I can’t help but draw some comparisons between The Little Old Lady Who Broke All The Rules and The One Hundred Year Old Man Who Climbed Out the Window and Disappeared by author, Jonas Jonasson, the two books share a similar cover design, title, a ‘senior’ protagonist and both author’s are Swedish to begin with, but in truth there are few similarities.

While Allan Karlsson’s only plan is to escape his centenarian celebrations at the care home, Martha and her gang make meticulous plans for their break out and subsequent adventures with a clear goal in mind. The plot is largely straightforward with their initial schemes escalating when things don’t go exactly to plan. And things go wrong – a wild storm, a curious Yugoslav Mafia member and an ambitious hotel housekeeper, all add excitement and a touch of danger to the pensioners enterprise.

Ingelman-Sundberg plays it straight where Jonasson comedic sense wanders into the absurd. There is humor of course in a group of old age pensioners rebellion against society’s ‘rules’, the care home’s restrictions and their crime spree, certainly enough to raise a chuckle or three.

Commentary on the marginalisation of the elderly and their vulnerability to the power of care institutions, more concerned with profit margins than the well-being of their clientele, is inevitable though tempered by the idea of ‘growing old disgracefully’. You can’t help but admire the group’s sense of fun and mischief.

I read the English translation of the novel which I think was well done. I did find the pace a little uneven and thought perhaps overall the novel was a little too long.

I did enjoy The Little Old Lady Who Broke All The Rules, it’s an entertaining, feel good crime caper which will have you cheering for the elderly rebels on the wrong side of the law.

Available to purchase from

PanMacmillan I boomerang-books_long I Booktopia I Amazon AU I via Booko

AmazonUS I Bookdepository


7 Comments (+add yours?)

  1. laurelrainsnow
    Jan 19, 2014 @ 03:22:39

    I am a big fan of those who break the rules when life (and bureaucracies) toss them unexpected challenges.
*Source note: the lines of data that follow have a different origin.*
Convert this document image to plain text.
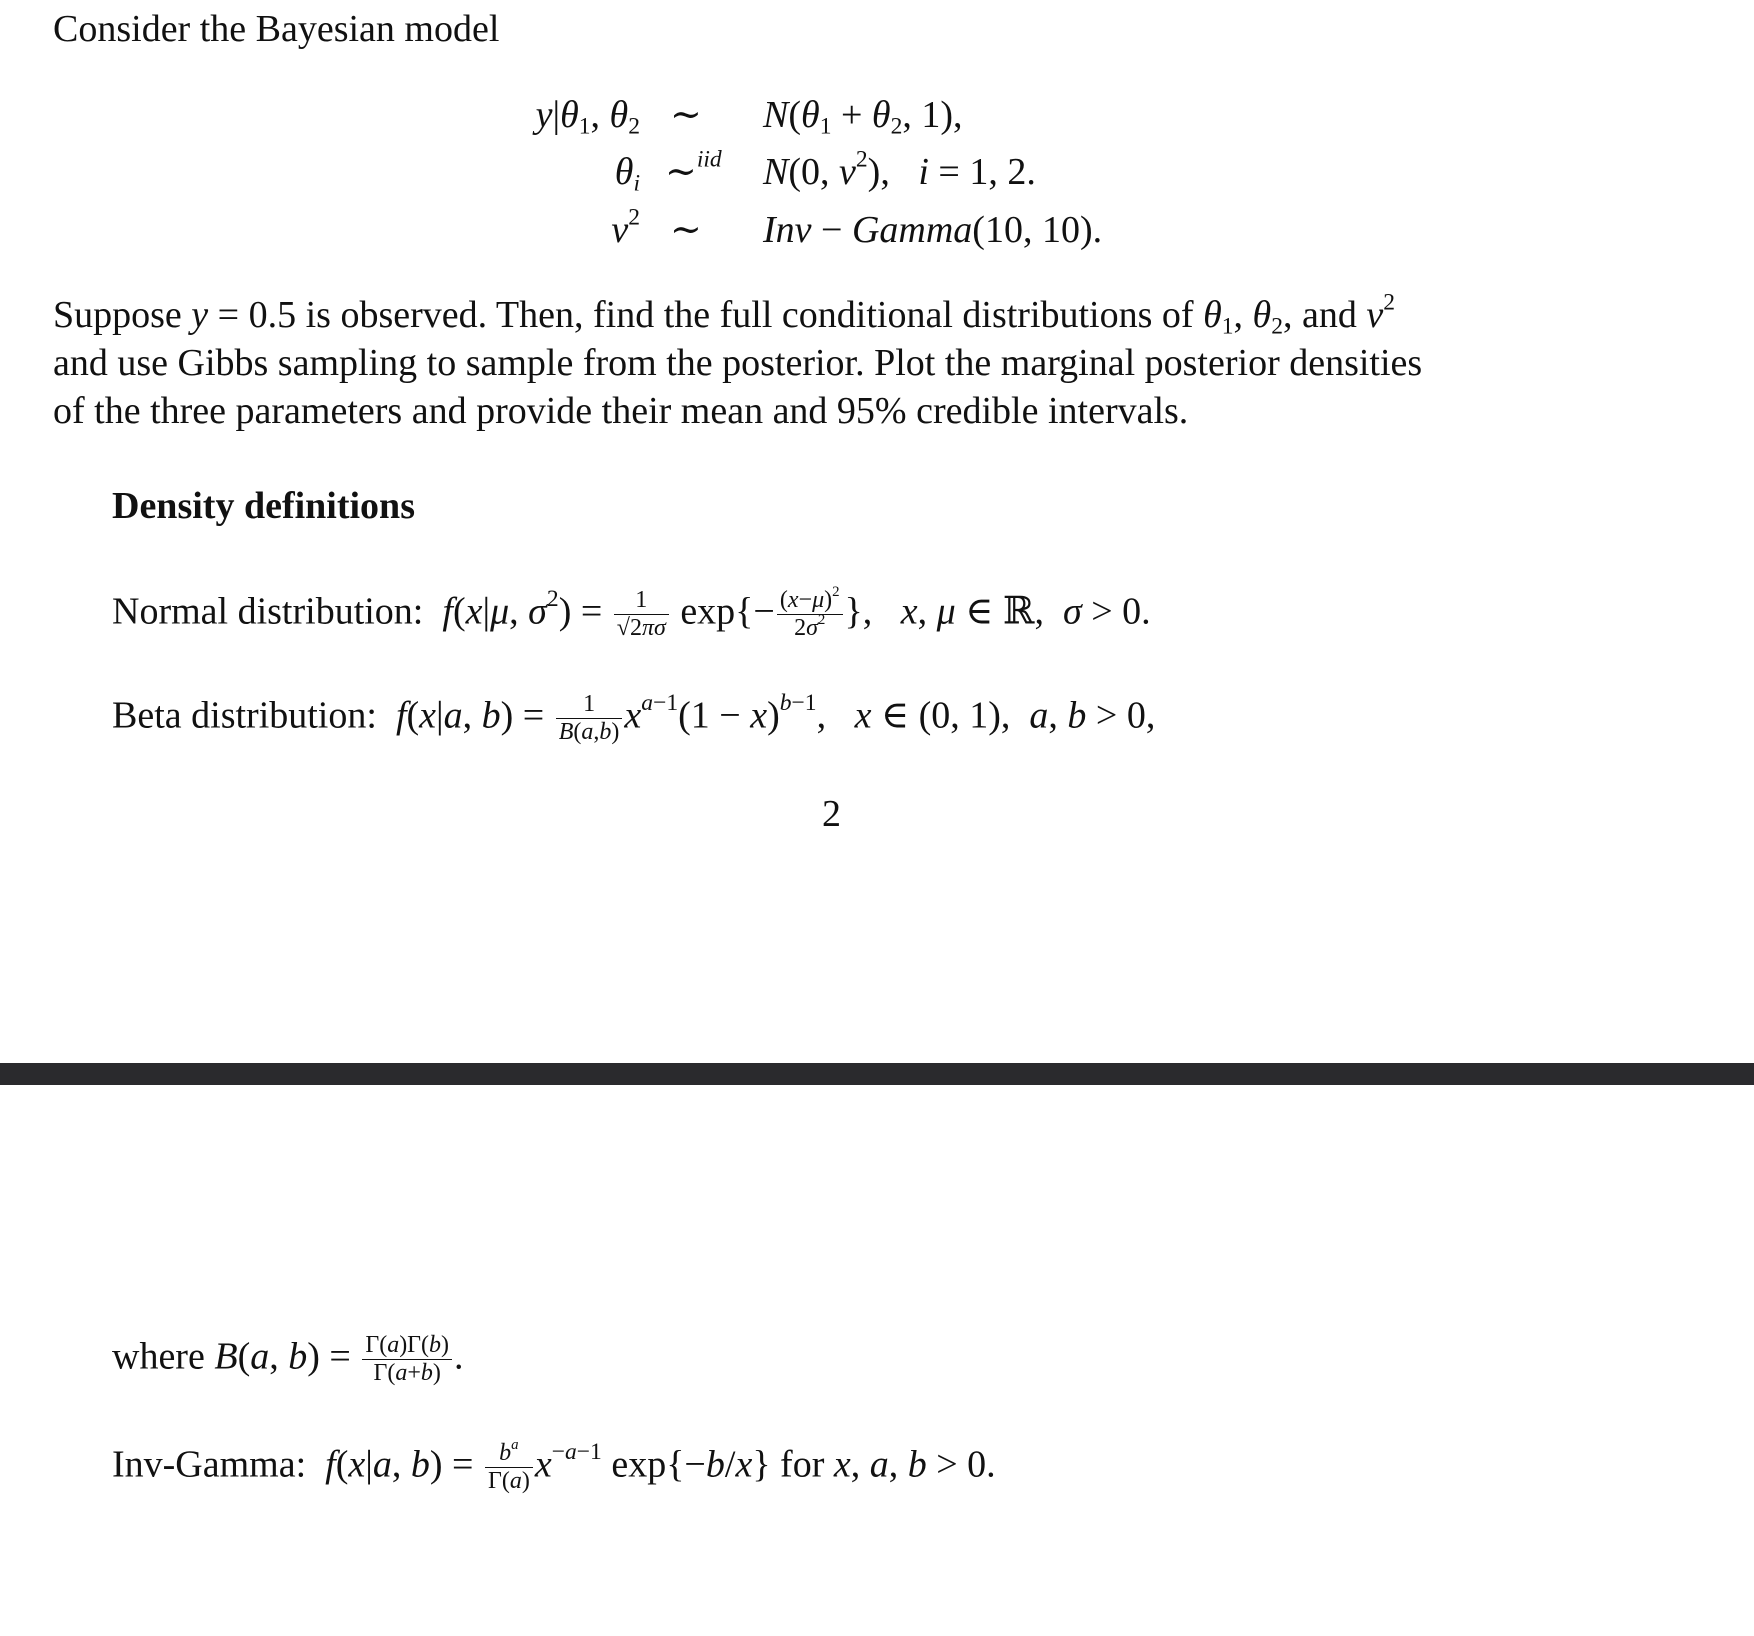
Consider the Bayesian model
$y|\theta_1$, $\theta_2$ ∼ $N(\theta_1 + \theta_2$, 1),
$\theta_i$ ∼$^{iid}$ N(0, $\nu^2$),   i = 1, 2.
$\nu^2$ ∼ Inv − Gamma(10, 10).
Suppose y = 0.5 is observed. Then, find the full conditional distributions of $\theta_1$, $\theta_2$, and $\nu^2$
and use Gibbs sampling to sample from the posterior. Plot the marginal posterior densities
of the three parameters and provide their mean and 95% credible intervals.
Density definitions
Normal distribution: f(x|μ, $\sigma^2) = \frac{1}{√2\pi\sigma} \exp\{- \frac{(x-\mu)^2}{2\sigma^2}$ },   x, μ ∈ ℝ,  σ > 0.
Beta distribution: f(x|a, $b) = \frac{1}{B(a,b)} x^{a-1}(1 - x)^{b-1}$,   x ∈ (0, 1),  a, b > 0,
2
where B(a, $b) = \frac{\Gamma(a)\Gamma(b)}{\Gamma(a+b)}$ .
Inv-Gamma: f(x|a, $b) = \frac{b^a}{\Gamma(a)} x^{-a-1}$ exp{−b/x} for x, a, b > 0.
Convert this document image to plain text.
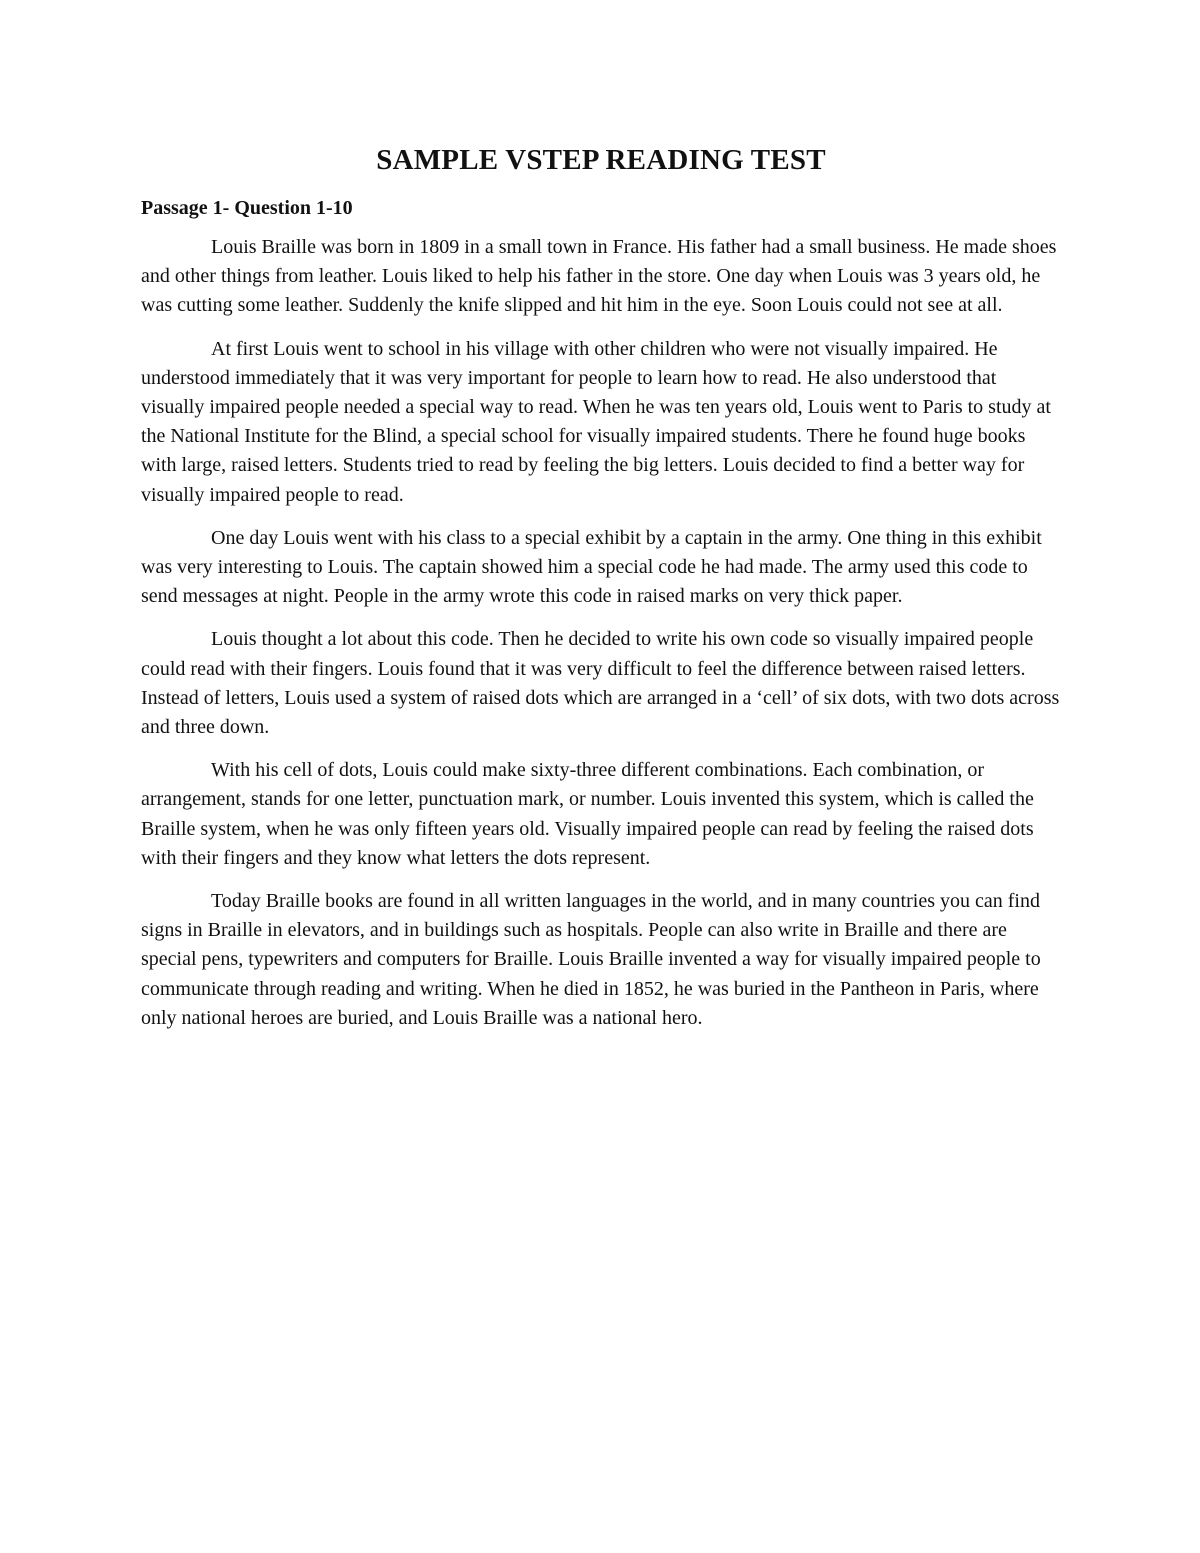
SAMPLE VSTEP READING TEST
Passage 1- Question 1-10

Louis Braille was born in 1809 in a small town in France. His father had a small business. He made shoes and other things from leather. Louis liked to help his father in the store. One day when Louis was 3 years old, he was cutting some leather. Suddenly the knife slipped and hit him in the eye. Soon Louis could not see at all.

At first Louis went to school in his village with other children who were not visually impaired. He understood immediately that it was very important for people to learn how to read. He also understood that visually impaired people needed a special way to read. When he was ten years old, Louis went to Paris to study at the National Institute for the Blind, a special school for visually impaired students. There he found huge books with large, raised letters. Students tried to read by feeling the big letters. Louis decided to find a better way for visually impaired people to read.

One day Louis went with his class to a special exhibit by a captain in the army. One thing in this exhibit was very interesting to Louis. The captain showed him a special code he had made. The army used this code to send messages at night. People in the army wrote this code in raised marks on very thick paper.

Louis thought a lot about this code. Then he decided to write his own code so visually impaired people could read with their fingers. Louis found that it was very difficult to feel the difference between raised letters. Instead of letters, Louis used a system of raised dots which are arranged in a ‘cell’ of six dots, with two dots across and three down.

With his cell of dots, Louis could make sixty-three different combinations. Each combination, or arrangement, stands for one letter, punctuation mark, or number. Louis invented this system, which is called the Braille system, when he was only fifteen years old. Visually impaired people can read by feeling the raised dots with their fingers and they know what letters the dots represent.

Today Braille books are found in all written languages in the world, and in many countries you can find signs in Braille in elevators, and in buildings such as hospitals. People can also write in Braille and there are special pens, typewriters and computers for Braille. Louis Braille invented a way for visually impaired people to communicate through reading and writing. When he died in 1852, he was buried in the Pantheon in Paris, where only national heroes are buried, and Louis Braille was a national hero.
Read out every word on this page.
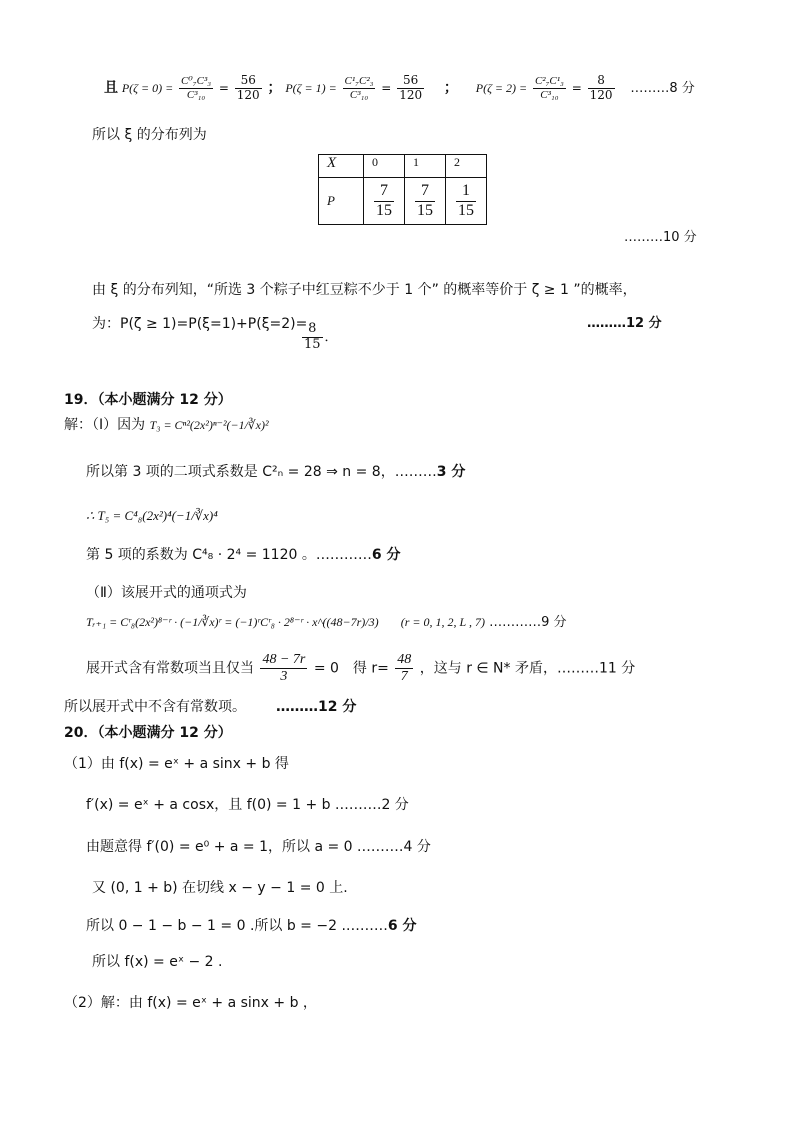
且 $P(\zeta = 0) = \frac{\text{C⁰₇C³₃}}{\text{C³₁₀}} = \frac{56}{120}$ ； $P(\zeta = 1) = \frac{\text{C¹₇C²₃}}{\text{C³₁₀}} = \frac{56}{120}$ ； $P(\zeta = 2) = \frac{\text{C²₇C¹₃}}{\text{C³₁₀}} = \frac{8}{120}$ ………8 分
所以 ξ 的分布列为
X	0	1	2
P	$\frac{7}{15}$	$\frac{7}{15}$	$\frac{1}{15}$
………10 分
由 ξ 的分布列知，“所选 3 个粽子中红豆粽不少于 1 个” 的概率等价于 ζ ≥ 1 ”的概率，
为：P(ζ ≥ 1)=P(ξ=1)+P(ξ=2)=
$\frac{8}{15}$ ．
………12 分
19．（本小题满分 12 分）
解：（Ⅰ）因为 T₃ = Cⁿ²(2x²)ⁿ⁻²(−1/∛x)²
所以第 3 项的二项式系数是 C²ₙ = 28 ⇒ n = 8，………3 分
∴ T₅ = C⁴₈(2x²)⁴(−1/∛x)⁴
第 5 项的系数为 C⁴₈ · 2⁴ = 1120 。…………6 分
（Ⅱ）该展开式的通项式为
Tᵣ₊₁ = Cʳ₈(2x²)⁸⁻ʳ · (−1/∛x)ʳ = (−1)ʳCʳ₈ · 2⁸⁻ʳ · x^((48−7r)/3) (r = 0, 1, 2, L , 7) …………9 分
展开式含有常数项当且仅当 $\frac{48 - 7r}{3} = 0$　得 $r= \frac{48}{7}$ ，这与 r ∈ N* 矛盾，………11 分
所以展开式中不含有常数项。 ………12 分
20．（本小题满分 12 分）
（1）由 f(x) = eˣ + a sinx + b 得
f′(x) = eˣ + a cosx，且 f(0) = 1 + b .………2 分
由题意得 f′(0) = e⁰ + a = 1，所以 a = 0 .………4 分
又 (0, 1 + b) 在切线 x − y − 1 = 0 上.
所以 0 − 1 − b − 1 = 0 .所以 b = −2 .………6 分
所以 f(x) = eˣ − 2 .
（2）解：由 f(x) = eˣ + a sinx + b ，
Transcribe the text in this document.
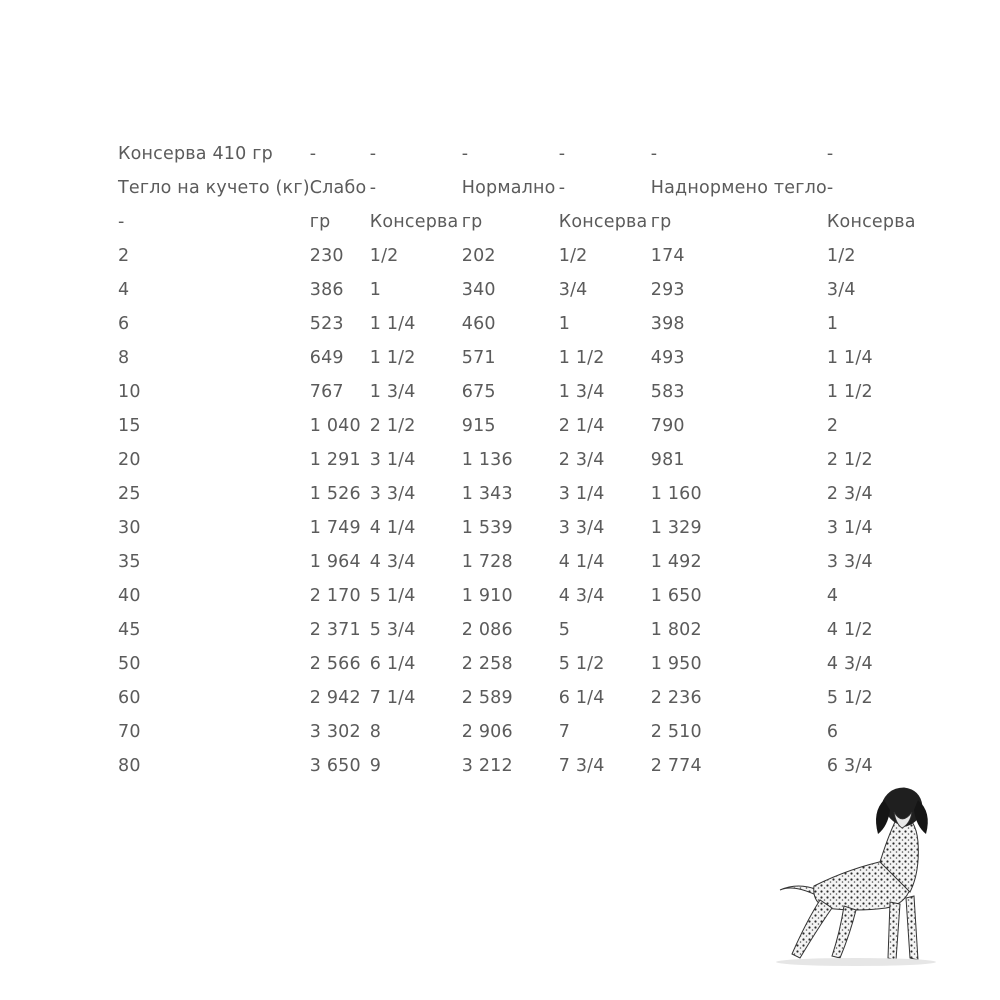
Консерва 410 гр	-	-	-	-	-	-
Тегло на кучето (кг)	Слабо	-	Нормално	-	Наднормено тегло	-
-	гр	Консерва	гр	Консерва	гр	Консерва
2	230	1/2	202	1/2	174	1/2
4	386	1	340	3/4	293	3/4
6	523	1 1/4	460	1	398	1
8	649	1 1/2	571	1 1/2	493	1 1/4
10	767	1 3/4	675	1 3/4	583	1 1/2
15	1 040	2 1/2	915	2 1/4	790	2
20	1 291	3 1/4	1 136	2 3/4	981	2 1/2
25	1 526	3 3/4	1 343	3 1/4	1 160	2 3/4
30	1 749	4 1/4	1 539	3 3/4	1 329	3 1/4
35	1 964	4 3/4	1 728	4 1/4	1 492	3 3/4
40	2 170	5 1/4	1 910	4 3/4	1 650	4
45	2 371	5 3/4	2 086	5	1 802	4 1/2
50	2 566	6 1/4	2 258	5 1/2	1 950	4 3/4
60	2 942	7 1/4	2 589	6 1/4	2 236	5 1/2
70	3 302	8	2 906	7	2 510	6
80	3 650	9	3 212	7 3/4	2 774	6 3/4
Sounds like a fun read.



  2. Leeswammes
    Jan 20, 2014 @ 04:20:24

    Nice review! I was wondering about this book, I’ve seen it around as it’s out in Dutch too. Sounds like a fun read. I loved The 100 yo Man too.



  3. Shannon (Giraffe Days)
    Jan 20, 2014 @ 12:36:36

    I have the 100 Year Old Man to read (it’s in shipping), and love the sound of this. It’s always good to know when a book’s a bit long and patchy, helps with expectations doesn’t it!